Then the second season came and lost me a little bit with it's convoluted story lines, but I was willing to ignore these and hang on for the ride. The third season almost lost me completely: while the title sequence was (and always has been) terrifying, the overall campiness and basic lack of anything scary drove me to almost ditch the show. But then they announced what the theme of the fourth season would be - Freak Show - and pulled me right back in.
RIP buddy |
I say was because - BIG OL' SPOILERS AHEAD - they already killed off Twisty. And with that, they may have killed off my viewership.
Let's go through everything that's wrong with the show right now. I've got time to kill, I guess. For starters, the dialogue is laughably bad.
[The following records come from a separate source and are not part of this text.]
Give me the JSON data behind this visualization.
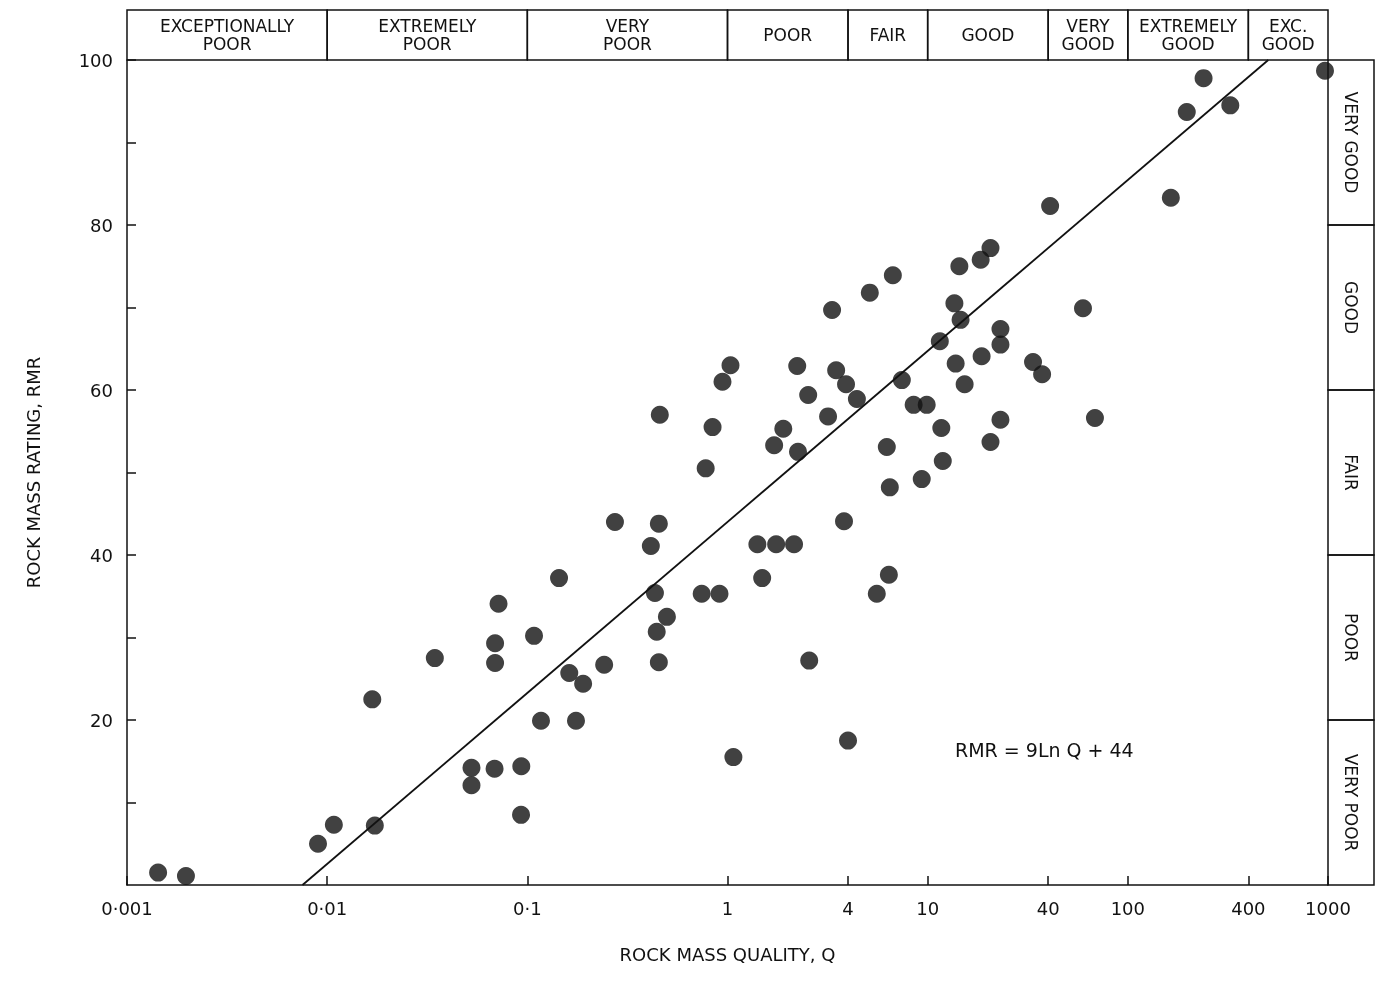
{
  "chart_data": {
    "type": "scatter",
    "xlabel": "ROCK MASS QUALITY, Q",
    "ylabel": "ROCK MASS RATING, RMR",
    "log": "x",
    "marker": "circle",
    "grid": false,
    "xlim": [
      0.001,
      1000
    ],
    "ylim": [
      0,
      100
    ],
    "xticks": [
      {
        "value": 0.001,
        "label": "0·001"
      },
      {
        "value": 0.01,
        "label": "0·01"
      },
      {
        "value": 0.1,
        "label": "0·1"
      },
      1,
      4,
      10,
      40,
      100,
      400,
      1000
    ],
    "yticks": [
      {
        "value": 10,
        "label": null
      },
      20,
      {
        "value": 30,
        "label": null
      },
      40,
      {
        "value": 50,
        "label": null
      },
      60,
      {
        "value": 70,
        "label": null
      },
      80,
      {
        "value": 90,
        "label": null
      },
      100
    ],
    "series": [
      {
        "color": "#111111",
        "x": [
          0.00143,
          0.00197,
          0.009,
          0.0108,
          0.0168,
          0.0173,
          0.0345,
          0.0526,
          0.0526,
          0.0686,
          0.069,
          0.069,
          0.0718,
          0.0933,
          0.093,
          0.108,
          0.117,
          0.144,
          0.162,
          0.175,
          0.19,
          0.242,
          0.274,
          0.414,
          0.434,
          0.443,
          0.454,
          0.459,
          0.454,
          0.498,
          0.743,
          0.778,
          0.842,
          0.912,
          0.944,
          1.035,
          1.07,
          1.41,
          1.49,
          1.71,
          1.75,
          1.9,
          2.15,
          2.23,
          2.25,
          2.53,
          2.56,
          3.18,
          3.33,
          3.49,
          3.82,
          3.91,
          4.0,
          4.43,
          5.14,
          5.57,
          6.25,
          6.4,
          6.47,
          6.7,
          7.43,
          8.51,
          9.34,
          9.89,
          11.5,
          11.7,
          11.9,
          13.6,
          13.8,
          14.4,
          14.6,
          15.3,
          18.4,
          18.6,
          20.6,
          20.6,
          23.1,
          23.1,
          23.1,
          33.6,
          37.3,
          40.9,
          59.7,
          68.5,
          164,
          197,
          239,
          325,
          966
        ],
        "values": [
          1.5,
          1.1,
          5.0,
          7.3,
          22.5,
          7.2,
          27.5,
          14.2,
          12.1,
          14.1,
          29.3,
          26.9,
          34.1,
          14.4,
          8.5,
          30.2,
          19.9,
          37.2,
          25.7,
          19.9,
          24.4,
          26.7,
          44.0,
          41.1,
          35.4,
          30.7,
          43.8,
          57.0,
          27.0,
          32.5,
          35.3,
          50.5,
          55.5,
          35.3,
          61.0,
          63.0,
          15.5,
          41.3,
          37.2,
          53.3,
          41.3,
          55.3,
          41.3,
          62.9,
          52.5,
          59.4,
          27.2,
          56.8,
          69.7,
          62.4,
          44.1,
          60.7,
          17.5,
          58.9,
          71.8,
          35.3,
          53.1,
          37.6,
          48.2,
          73.9,
          61.2,
          58.2,
          49.2,
          58.2,
          65.9,
          55.4,
          51.4,
          70.5,
          63.2,
          75.0,
          68.5,
          60.7,
          75.8,
          64.1,
          77.2,
          53.7,
          67.4,
          56.4,
          65.5,
          63.4,
          61.9,
          82.3,
          69.9,
          56.6,
          83.3,
          93.7,
          97.8,
          94.5,
          98.7
        ]
      },
      {
        "type": "line",
        "color": "#111111",
        "marker": "none",
        "x": [
          0.00753,
          503
        ],
        "values": [
          0,
          100
        ]
      }
    ],
    "annotations": [
      "EXCEPTIONALLY\nPOOR",
      "EXTREMELY\nPOOR",
      "VERY\nPOOR",
      "POOR",
      "FAIR",
      "GOOD",
      "VERY\nGOOD",
      "EXTREMELY\nGOOD",
      "EXC.\nGOOD",
      "VERY POOR",
      "POOR",
      "FAIR",
      "GOOD",
      "VERY GOOD",
      "RMR = 9Ln Q + 44"
    ]
  }
}
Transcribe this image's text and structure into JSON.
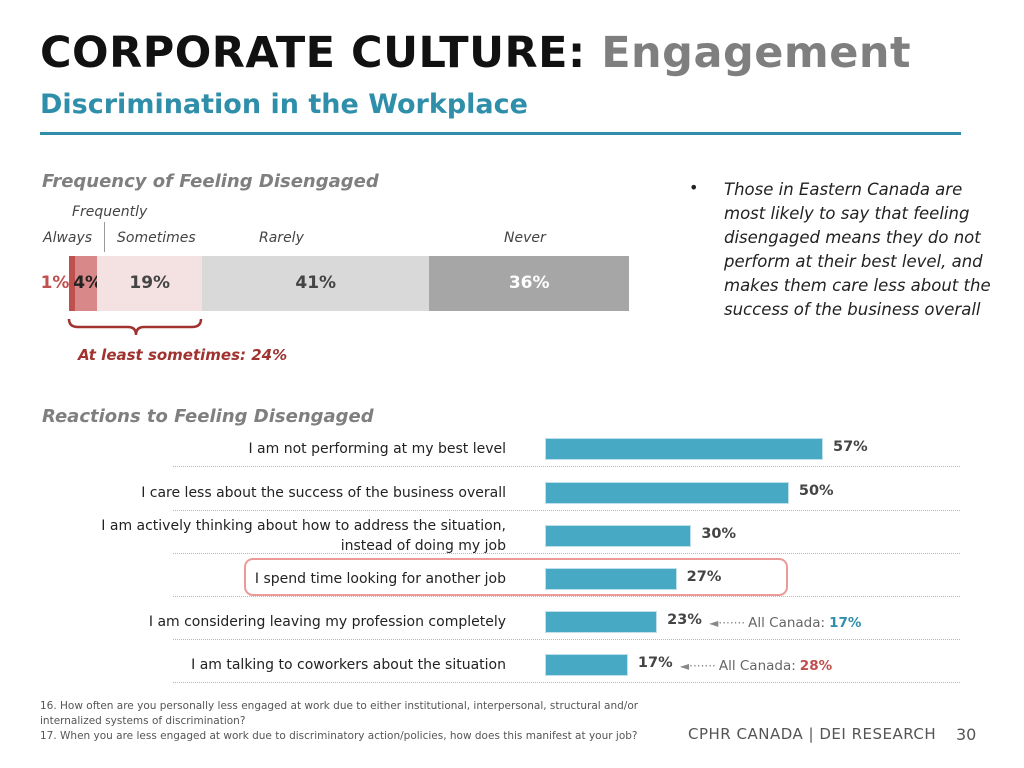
{
  "header": {
    "title_main": "CORPORATE CULTURE:",
    "title_accent": "Engagement",
    "subtitle": "Discrimination in the Workplace"
  },
  "colors": {
    "accent_blue": "#2f8ea9",
    "bar_blue": "#47a9c4",
    "highlight_red": "#c0504d",
    "summary_red": "#a0322f"
  },
  "frequency": {
    "section_title": "Frequency of Feeling Disengaged",
    "labels": {
      "frequently": "Frequently",
      "always": "Always",
      "sometimes": "Sometimes",
      "rarely": "Rarely",
      "never": "Never"
    },
    "summary": "At least sometimes: 24%"
  },
  "bullet": {
    "text": "Those in Eastern Canada are most likely to say that feeling disengaged means they do not perform at their best level, and makes them care less about the success of the business overall"
  },
  "reactions": {
    "section_title": "Reactions to Feeling Disengaged"
  },
  "chart_data": [
    {
      "type": "bar",
      "orientation": "horizontal-stacked",
      "title": "Frequency of Feeling Disengaged",
      "categories": [
        "Frequently",
        "Always",
        "Sometimes",
        "Rarely",
        "Never"
      ],
      "values": [
        1,
        4,
        19,
        41,
        36
      ],
      "value_labels": [
        "1%",
        "4%",
        "19%",
        "41%",
        "36%"
      ],
      "colors": [
        "#c0504d",
        "#d9888a",
        "#f4e1e1",
        "#d9d9d9",
        "#a6a6a6"
      ],
      "label_colors": [
        "#c0504d",
        "#222222",
        "#444444",
        "#444444",
        "#ffffff"
      ]
    },
    {
      "type": "bar",
      "orientation": "horizontal",
      "title": "Reactions to Feeling Disengaged",
      "categories": [
        "I am not performing at my best level",
        "I care less about the success of the business overall",
        "I am actively thinking about how to address the situation, instead of doing my job",
        "I spend time looking for another job",
        "I am considering leaving my profession completely",
        "I am talking to coworkers about the situation"
      ],
      "category_lines": [
        [
          "I am not performing at my best level"
        ],
        [
          "I care less about the success of the business overall"
        ],
        [
          "I am actively thinking about how to address the situation,",
          "instead of doing my job"
        ],
        [
          "I spend time looking for another job"
        ],
        [
          "I am considering leaving my profession completely"
        ],
        [
          "I am talking to coworkers about the situation"
        ]
      ],
      "values": [
        57,
        50,
        30,
        27,
        23,
        17
      ],
      "value_labels": [
        "57%",
        "50%",
        "30%",
        "27%",
        "23%",
        "17%"
      ],
      "highlighted_index": 3,
      "comparisons": [
        {
          "index": 4,
          "label": "All Canada:",
          "value": "17%",
          "value_color": "#2f8ea9"
        },
        {
          "index": 5,
          "label": "All Canada:",
          "value": "28%",
          "value_color": "#c0504d"
        }
      ],
      "comparison_arrow": "◄·······"
    }
  ],
  "footnote": {
    "line1": "16. How often are you personally less engaged at work due to either institutional, interpersonal, structural and/or internalized systems of discrimination?",
    "line2": "17. When you are less engaged at work due to discriminatory action/policies, how does this manifest at your job?"
  },
  "footer": {
    "brand": "CPHR CANADA | DEI RESEARCH",
    "page_number": "30"
  }
}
As in, I actually spend most of the episode laughing at some of the shit that these characters say. I honestly don't know if it's intentional at this point, but it's just so campy and awful. Also, Kathy Bate's accent is way overdone and outrageously weird.
Aesthetically, Ryan Murphey spends too much time - as always - attempting to make weirdly stylized and dynamic shots. This season is set in the 50s, and as Meghan Malone has so adeptly pointed out, if they had filmed the season as if it was something filmed from that era, it would be way less distracting and make the acting/dialogue slightly more believable. Instead, we're stuck with 30 different shots to cover a 1 minute scene. Not to mention that half of the strange shots are done just so Murphey can cover his own ass when it comes to saving on special effects (every time Sarah Paulson's two-headed character is framed with just one head in shot, you know they got a little lazy)
ooh yah, eh |
Finally, this season has featured some of the weakest characters of any Horror Story season thus far. You'd think that the Freaks - each of the main characters is easily distinguishable by some physical deformity or another - would be relatable or unique or even significant in their own way. This is what made Twisty - and, if we're lucky, Dandy - so special: they were interesting. Three dimensional. Complex. The last episode briefly dipped into the past of a few other key characters, but apart from this, all of the plot lines that don't feature a killer psycho clown have just been boring. Find a way to make me actually care about some of the other freaks, Ryan Murphey, and I'll stick with the show for at least the rest of this season.
Eh. Who am I kidding. As long as there's at least one more psycho clown out there, I guess I'm committed.